E con lui Osti vinse la scommessa.

Le invenzioni grafiche di Carmi, sempre anticonvenzionali, in principio ancora un po’ figurative come nel disegno sull’invito di questa giornata di ricordo, ma poi decisamente astratte, sia di tipo informale sia di tipo geometrico, furono alla base dello “stile Cornigliano e Italsider”.

Contributi di prim’ordine, che tutto il mondo conosce e sarebbe bene che si conoscessero meglio, anche a Genova, dove non c’è mai stata una mostra antologica di Carmi.

Chi lo sa delle sue grandi mostre in tutto mondo? Chi lo sa che a New York progettano di mettere in scena una favola di Umberto Eco con scenografie di Carmi? Chi lo sa che proprio Eco presentò qualche anno fa addirittura al Louvre Stripsody un vecchio libro di immagini di Carmi che ora stanno rieditando?

Le invenzioni di questo artista per Cornigliano-Italsider corrispondevano all’equazione: arte d’avanguardia eguale industria d’avanguardia, quale voleva essere ed era l’azienda genovese.

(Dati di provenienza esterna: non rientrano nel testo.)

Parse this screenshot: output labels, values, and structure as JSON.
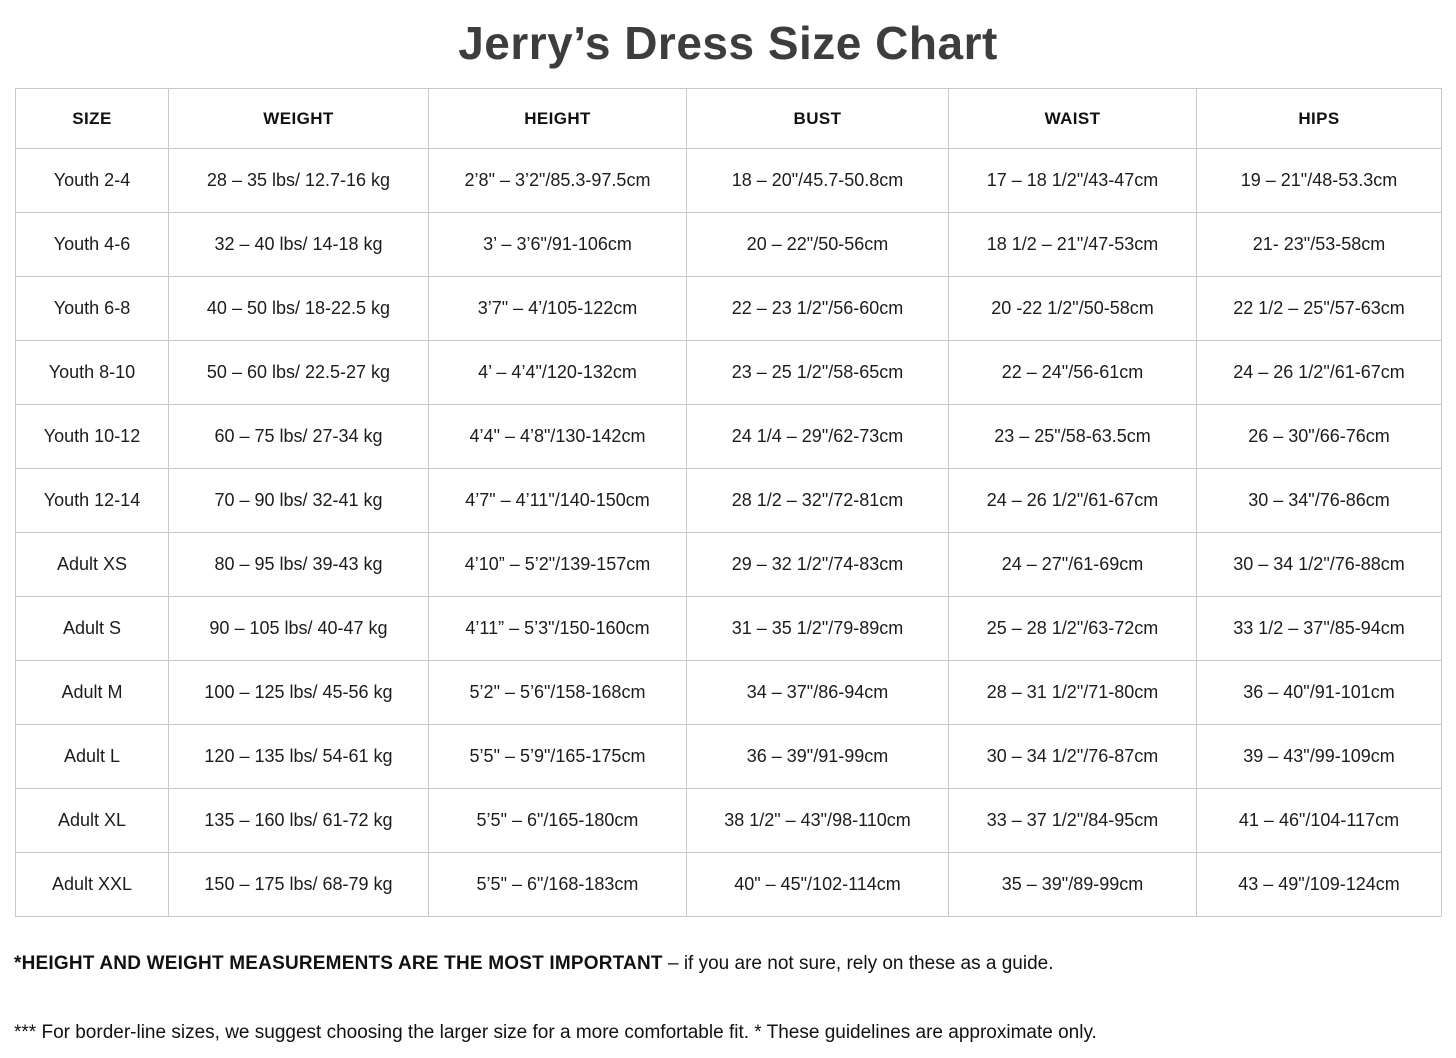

Ricordo che già fin dagli anni ’60 Pierre Restany¸ uno dei maggiori critici d’arte francesi, ebbe a definire la collaborazione tra Carmi e l’Italsider “un modello esemplare del rapporto arte-industria”.

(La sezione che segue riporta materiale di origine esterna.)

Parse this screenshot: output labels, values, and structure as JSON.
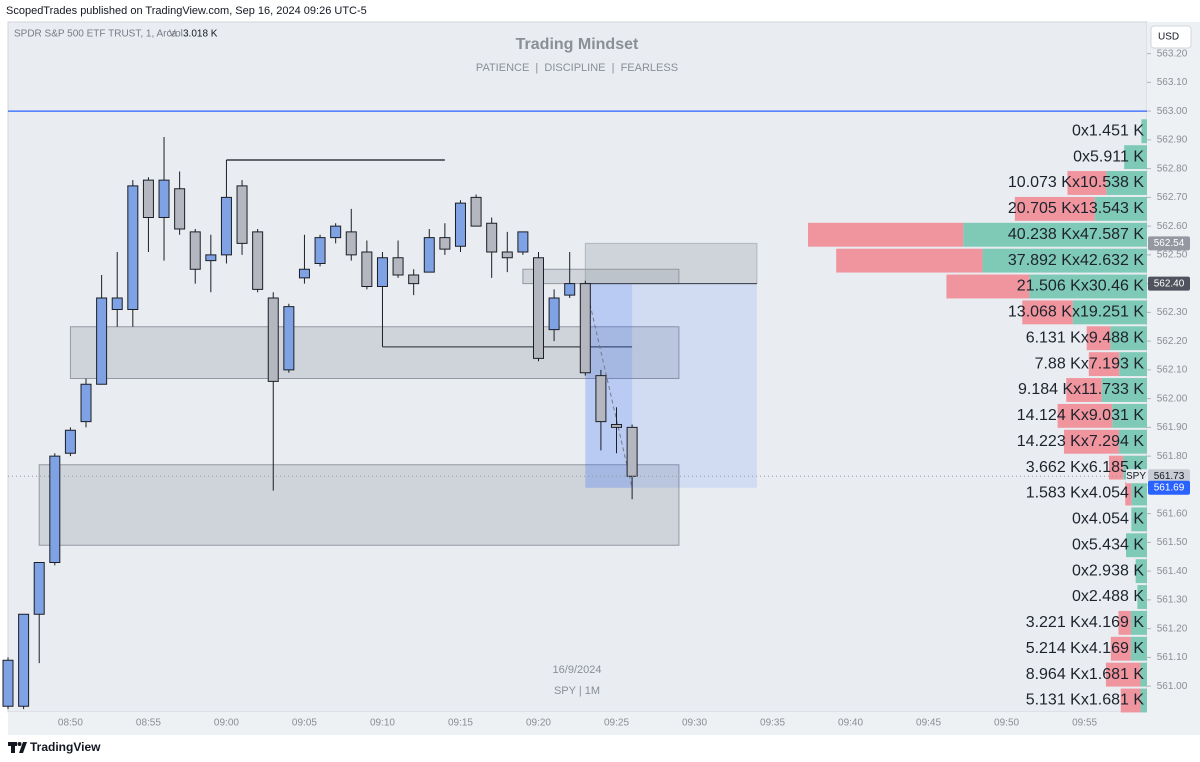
{
  "header": {
    "text": "ScopedTrades published on TradingView.com, Sep 16, 2024 09:26 UTC-5"
  },
  "footer": {
    "brand": "TradingView"
  },
  "chart_data": {
    "type": "candlestick",
    "title": "Trading Mindset",
    "subtitle": "PATIENCE  |  DISCIPLINE  |  FEARLESS",
    "legend": {
      "symbol": "SPDR S&P 500 ETF TRUST, 1, Arca",
      "volume_label": "Vol",
      "volume": "3.018 K"
    },
    "currency": "USD",
    "date_label": "16/9/2024",
    "interval_label": "SPY | 1M",
    "grid": false,
    "up_color": "#7fa2e4",
    "down_color": "#b4b7bf",
    "outline_color": "#1b1e25",
    "xlim": [
      "08:46",
      "09:59"
    ],
    "xticks": [
      "08:50",
      "08:55",
      "09:00",
      "09:05",
      "09:10",
      "09:15",
      "09:20",
      "09:25",
      "09:30",
      "09:35",
      "09:40",
      "09:45",
      "09:50",
      "09:55"
    ],
    "ylim": [
      560.91,
      563.31
    ],
    "yticks": [
      {
        "value": 561.0,
        "label": "561.00"
      },
      {
        "value": 561.1,
        "label": "561.10"
      },
      {
        "value": 561.2,
        "label": "561.20"
      },
      {
        "value": 561.3,
        "label": "561.30"
      },
      {
        "value": 561.4,
        "label": "561.40"
      },
      {
        "value": 561.5,
        "label": "561.50"
      },
      {
        "value": 561.6,
        "label": "561.60"
      },
      {
        "value": 561.7,
        "label": "561.70"
      },
      {
        "value": 561.8,
        "label": "561.80"
      },
      {
        "value": 561.9,
        "label": "561.90"
      },
      {
        "value": 562.0,
        "label": "562.00"
      },
      {
        "value": 562.1,
        "label": "562.10"
      },
      {
        "value": 562.2,
        "label": "562.20"
      },
      {
        "value": 562.3,
        "label": "562.30"
      },
      {
        "value": 562.4,
        "label": "562.40"
      },
      {
        "value": 562.5,
        "label": "562.50"
      },
      {
        "value": 562.6,
        "label": "562.60"
      },
      {
        "value": 562.7,
        "label": "562.70"
      },
      {
        "value": 562.8,
        "label": "562.80"
      },
      {
        "value": 562.9,
        "label": "562.90"
      },
      {
        "value": 563.0,
        "label": "563.00"
      },
      {
        "value": 563.1,
        "label": "563.10"
      },
      {
        "value": 563.2,
        "label": "563.20"
      }
    ],
    "x": [
      "08:46",
      "08:47",
      "08:48",
      "08:49",
      "08:50",
      "08:51",
      "08:52",
      "08:53",
      "08:54",
      "08:55",
      "08:56",
      "08:57",
      "08:58",
      "08:59",
      "09:00",
      "09:01",
      "09:02",
      "09:03",
      "09:04",
      "09:05",
      "09:06",
      "09:07",
      "09:08",
      "09:09",
      "09:10",
      "09:11",
      "09:12",
      "09:13",
      "09:14",
      "09:15",
      "09:16",
      "09:17",
      "09:18",
      "09:19",
      "09:20",
      "09:21",
      "09:22",
      "09:23",
      "09:24",
      "09:25",
      "09:26"
    ],
    "open": [
      560.93,
      560.93,
      561.25,
      561.43,
      561.81,
      561.92,
      562.05,
      562.31,
      562.31,
      562.76,
      562.63,
      562.73,
      562.58,
      562.48,
      562.5,
      562.74,
      562.58,
      562.35,
      562.1,
      562.42,
      562.47,
      562.56,
      562.58,
      562.51,
      562.39,
      562.49,
      562.43,
      562.44,
      562.56,
      562.53,
      562.7,
      562.61,
      562.51,
      562.51,
      562.49,
      562.24,
      562.36,
      562.4,
      562.08,
      561.91,
      561.9
    ],
    "high": [
      561.1,
      561.25,
      561.43,
      561.81,
      561.9,
      562.07,
      562.43,
      562.51,
      562.76,
      562.77,
      562.91,
      562.79,
      562.59,
      562.57,
      562.83,
      562.76,
      562.59,
      562.37,
      562.33,
      562.57,
      562.57,
      562.61,
      562.66,
      562.55,
      562.51,
      562.55,
      562.45,
      562.59,
      562.61,
      562.69,
      562.71,
      562.63,
      562.58,
      562.58,
      562.51,
      562.38,
      562.51,
      562.41,
      562.1,
      561.97,
      561.91
    ],
    "low": [
      560.92,
      560.92,
      561.08,
      561.42,
      561.8,
      561.9,
      562.05,
      562.25,
      562.25,
      562.51,
      562.48,
      562.57,
      562.4,
      562.37,
      562.47,
      562.5,
      562.37,
      561.68,
      562.09,
      562.4,
      562.46,
      562.54,
      562.48,
      562.38,
      562.18,
      562.42,
      562.36,
      562.44,
      562.5,
      562.51,
      562.6,
      562.42,
      562.44,
      562.5,
      562.13,
      562.2,
      562.35,
      562.08,
      561.82,
      561.81,
      561.65
    ],
    "close": [
      561.09,
      561.25,
      561.43,
      561.8,
      561.89,
      562.05,
      562.35,
      562.35,
      562.74,
      562.63,
      562.76,
      562.59,
      562.45,
      562.5,
      562.7,
      562.54,
      562.38,
      562.06,
      562.32,
      562.45,
      562.56,
      562.6,
      562.5,
      562.39,
      562.49,
      562.43,
      562.4,
      562.56,
      562.52,
      562.68,
      562.6,
      562.51,
      562.49,
      562.58,
      562.14,
      562.35,
      562.4,
      562.09,
      561.92,
      561.9,
      561.73
    ],
    "levels": [
      {
        "y": 563.0,
        "color": "#2962ff"
      },
      {
        "x": [
          "09:00",
          "09:14"
        ],
        "y": 562.83,
        "color": "#131722"
      },
      {
        "x": [
          "09:10",
          "09:26"
        ],
        "y": 562.18,
        "color": "#131722"
      }
    ],
    "zones": [
      {
        "x": [
          "08:50",
          "09:29"
        ],
        "y": [
          562.25,
          562.07
        ]
      },
      {
        "x": [
          "08:48",
          "09:29"
        ],
        "y": [
          561.77,
          561.49
        ]
      },
      {
        "x": [
          "09:19",
          "09:29"
        ],
        "y": [
          562.45,
          562.4
        ]
      }
    ],
    "position": {
      "x": [
        "09:23",
        "09:34"
      ],
      "entry": 562.4,
      "stop": 562.54,
      "target": 561.69,
      "filled_to": "09:26"
    },
    "price_tags": [
      {
        "value": 562.54,
        "label": "562.54",
        "color": "#9598a1",
        "text_color": "#ffffff"
      },
      {
        "value": 562.4,
        "label": "562.40",
        "color": "#50535e",
        "text_color": "#ffffff"
      },
      {
        "value": 561.73,
        "label": "561.73",
        "color": "#c9ccd4",
        "text_color": "#131722",
        "prefix": "SPY",
        "line": "dotted"
      },
      {
        "value": 561.69,
        "label": "561.69",
        "color": "#2962ff",
        "text_color": "#ffffff"
      }
    ],
    "volume_profile": {
      "sell_color": "#f0959e",
      "buy_color": "#7ecab7",
      "rows": [
        {
          "price": 562.93,
          "sell": 0,
          "buy": 1.451,
          "label": "0x1.451 K"
        },
        {
          "price": 562.84,
          "sell": 0,
          "buy": 5.911,
          "label": "0x5.911 K"
        },
        {
          "price": 562.75,
          "sell": 10.073,
          "buy": 10.538,
          "label": "10.073 Kx10.538 K"
        },
        {
          "price": 562.66,
          "sell": 20.705,
          "buy": 13.543,
          "label": "20.705 Kx13.543 K"
        },
        {
          "price": 562.57,
          "sell": 40.238,
          "buy": 47.587,
          "label": "40.238 Kx47.587 K"
        },
        {
          "price": 562.48,
          "sell": 37.892,
          "buy": 42.632,
          "label": "37.892 Kx42.632 K"
        },
        {
          "price": 562.39,
          "sell": 21.506,
          "buy": 30.46,
          "label": "21.506 Kx30.46 K"
        },
        {
          "price": 562.3,
          "sell": 13.068,
          "buy": 19.251,
          "label": "13.068 Kx19.251 K"
        },
        {
          "price": 562.21,
          "sell": 6.131,
          "buy": 9.488,
          "label": "6.131 Kx9.488 K"
        },
        {
          "price": 562.12,
          "sell": 7.88,
          "buy": 7.193,
          "label": "7.88 Kx7.193 K"
        },
        {
          "price": 562.03,
          "sell": 9.184,
          "buy": 11.733,
          "label": "9.184 Kx11.733 K"
        },
        {
          "price": 561.94,
          "sell": 14.124,
          "buy": 9.031,
          "label": "14.124 Kx9.031 K"
        },
        {
          "price": 561.85,
          "sell": 14.223,
          "buy": 7.294,
          "label": "14.223 Kx7.294 K"
        },
        {
          "price": 561.76,
          "sell": 3.662,
          "buy": 6.185,
          "label": "3.662 Kx6.185 K"
        },
        {
          "price": 561.67,
          "sell": 1.583,
          "buy": 4.054,
          "label": "1.583 Kx4.054 K"
        },
        {
          "price": 561.58,
          "sell": 0,
          "buy": 4.054,
          "label": "0x4.054 K"
        },
        {
          "price": 561.49,
          "sell": 0,
          "buy": 5.434,
          "label": "0x5.434 K"
        },
        {
          "price": 561.4,
          "sell": 0,
          "buy": 2.938,
          "label": "0x2.938 K"
        },
        {
          "price": 561.31,
          "sell": 0,
          "buy": 2.488,
          "label": "0x2.488 K"
        },
        {
          "price": 561.22,
          "sell": 3.221,
          "buy": 4.169,
          "label": "3.221 Kx4.169 K"
        },
        {
          "price": 561.13,
          "sell": 5.214,
          "buy": 4.169,
          "label": "5.214 Kx4.169 K"
        },
        {
          "price": 561.04,
          "sell": 8.964,
          "buy": 1.681,
          "label": "8.964 Kx1.681 K"
        },
        {
          "price": 560.95,
          "sell": 5.131,
          "buy": 1.681,
          "label": "5.131 Kx1.681 K"
        }
      ]
    }
  }
}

Certo, con qualche non piccola contraddizione, per esempio tra la bellezza delle sue immagini e la durezza delle condizioni di lavoro nella fabbrica, alle quali Osti stesso cercò di porre qualche rimedio.

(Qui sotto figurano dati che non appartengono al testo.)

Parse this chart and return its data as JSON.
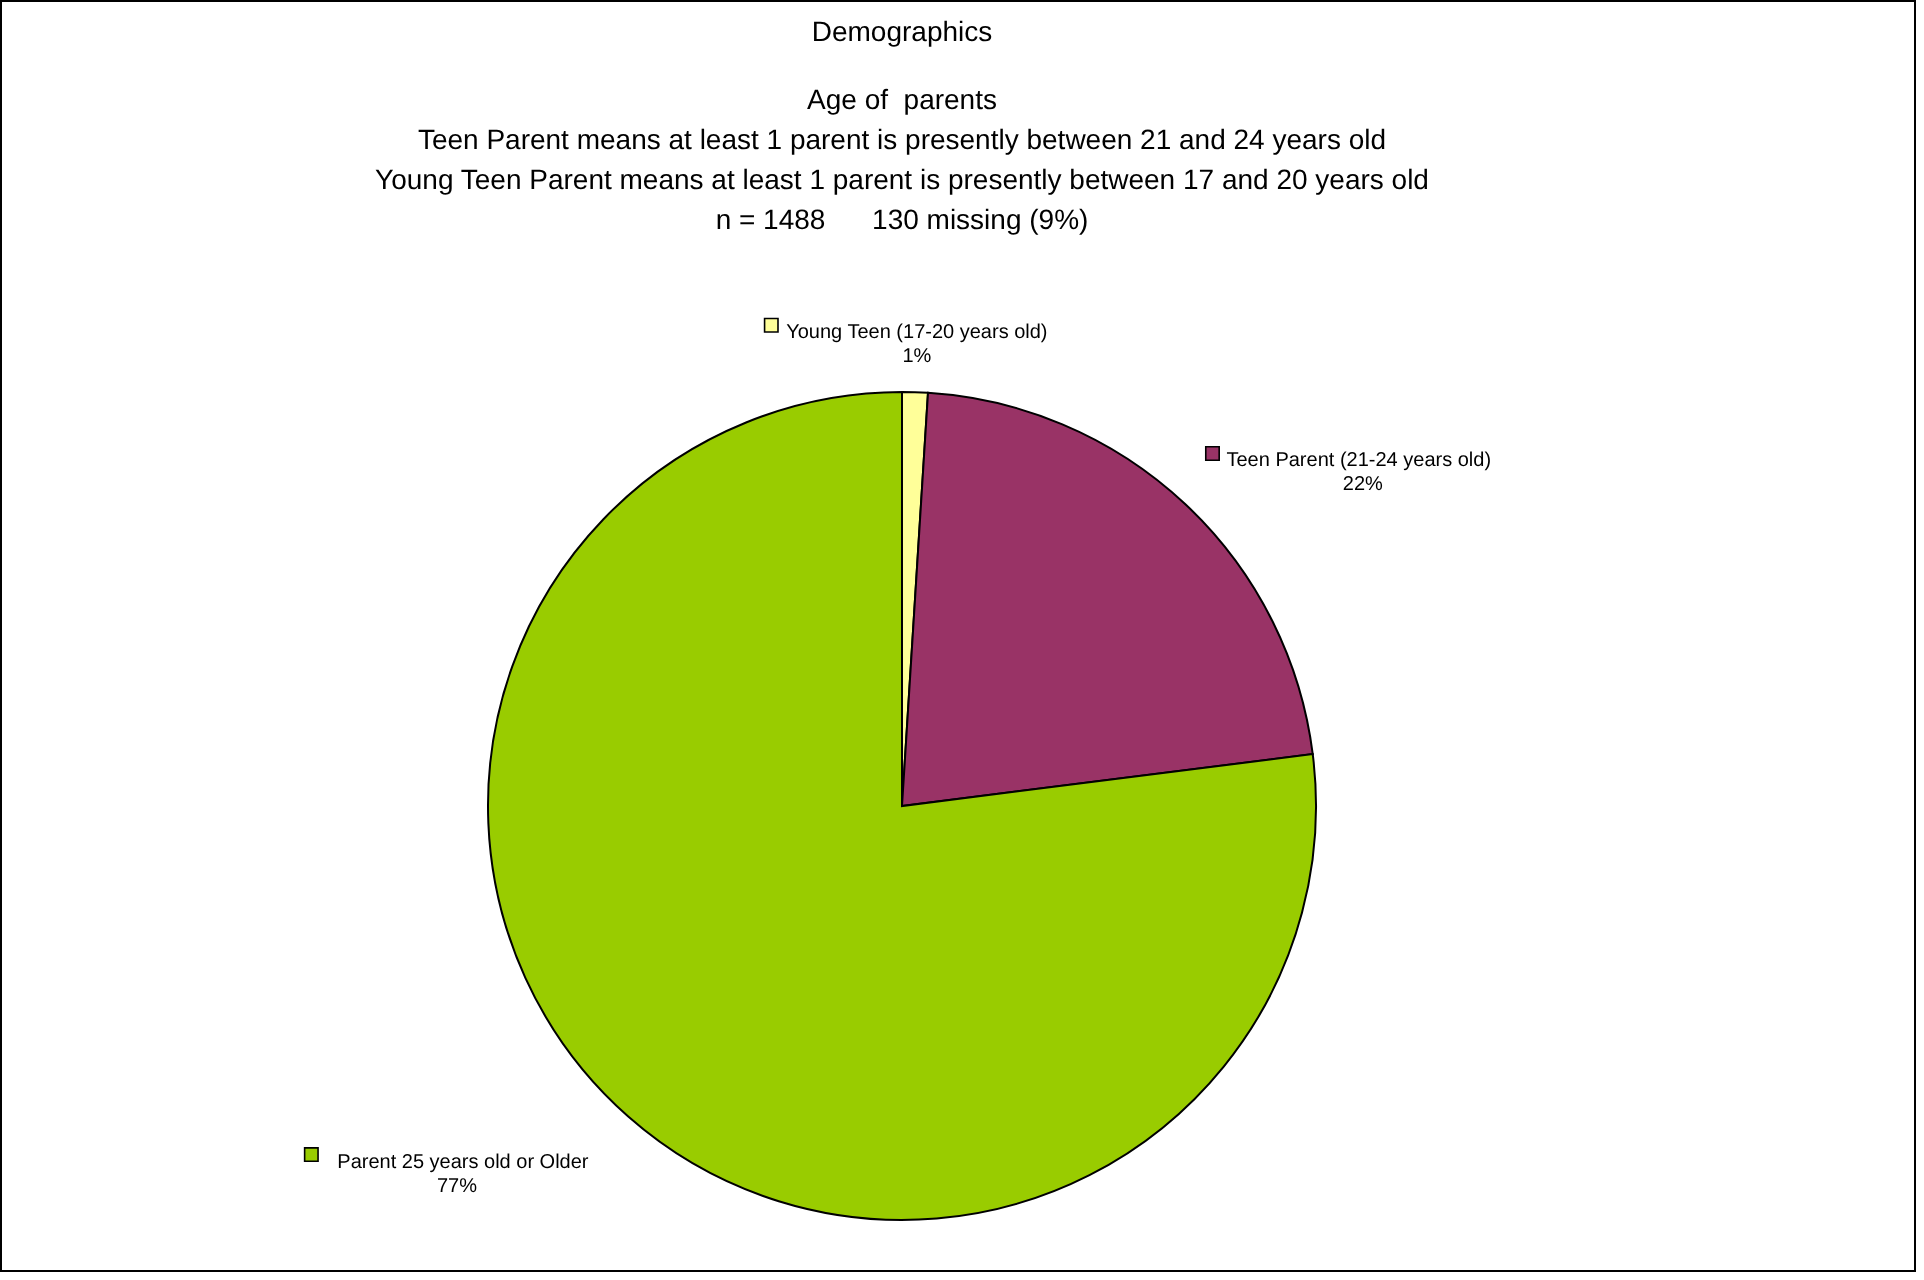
{
  "chart_data": {
    "type": "pie",
    "title": "Demographics",
    "subtitle": "\nAge of  parents\nTeen Parent means at least 1 parent is presently between 21 and 24 years old\nYoung Teen Parent means at least 1 parent is presently between 17 and 20 years old\nn = 1488      130 missing (9%)",
    "categories": [
      "Young Teen (17-20 years old)",
      "Teen Parent (21-24 years old)",
      "Parent 25 years old or Older"
    ],
    "values": [
      1,
      22,
      77
    ],
    "colors": [
      "#ffff99",
      "#993366",
      "#99cc00"
    ],
    "value_labels": [
      "1%",
      "22%",
      "77%"
    ],
    "legend": "top"
  }
}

Dell’opera di Carmi come art director potete vedere una rapidissima sintesi, spero eloquente, all’ingresso di questa sala, insieme ad altri esempi del lavoro compiuto dal gruppo di amici di cui mi onoro di aver fatto parte: oltre a Carmi, Giampaolo Gandolfo per il settore più strettamente culturale, Claudio Bertieri, che fu ottimo consulente (anche lui contro-corrente) del settore audiovisivi dell’Italsider.

E poi c’è un altro amico. Stefano Zara, al quale va il merito di questa giornata di ricordo, che tra l’altro fu vicino a Osti anche alla Terni, nel periodo finale e più critico della carriera siderurgica di Gian Lupo, e che potrebbe dircene qualcosa.

Ma in sala vedo altri amici, è una rimpatriata….

Aldo Canonici mio predecessore all’ufficio stampa e poi esperto di gestione aziendale.

Gianni Vezzoso che si occupava di un settore importantissimo, i rapporti col personale nel quale furono introdotti criteri di gestione e di valutazione decisamente innovativi, che sarebbe bene far meglio conoscere, e di cui trattano anche alcune delle tesi universitarie esposte nelle teche. Anche lui potrebbe dirci qualcosa di interessante

E poi Baciccia Ansaldo, Bruna Artisi, Lulli Calvarino ecc.

Tutti amici del gruppo, che erano invitati a discutere liberamente, a far valere le proprie ragioni e idee, accettate se sembravano giuste, sempre in perfetta consonanza con le idee contro-corrente di Gian Lupo Osti.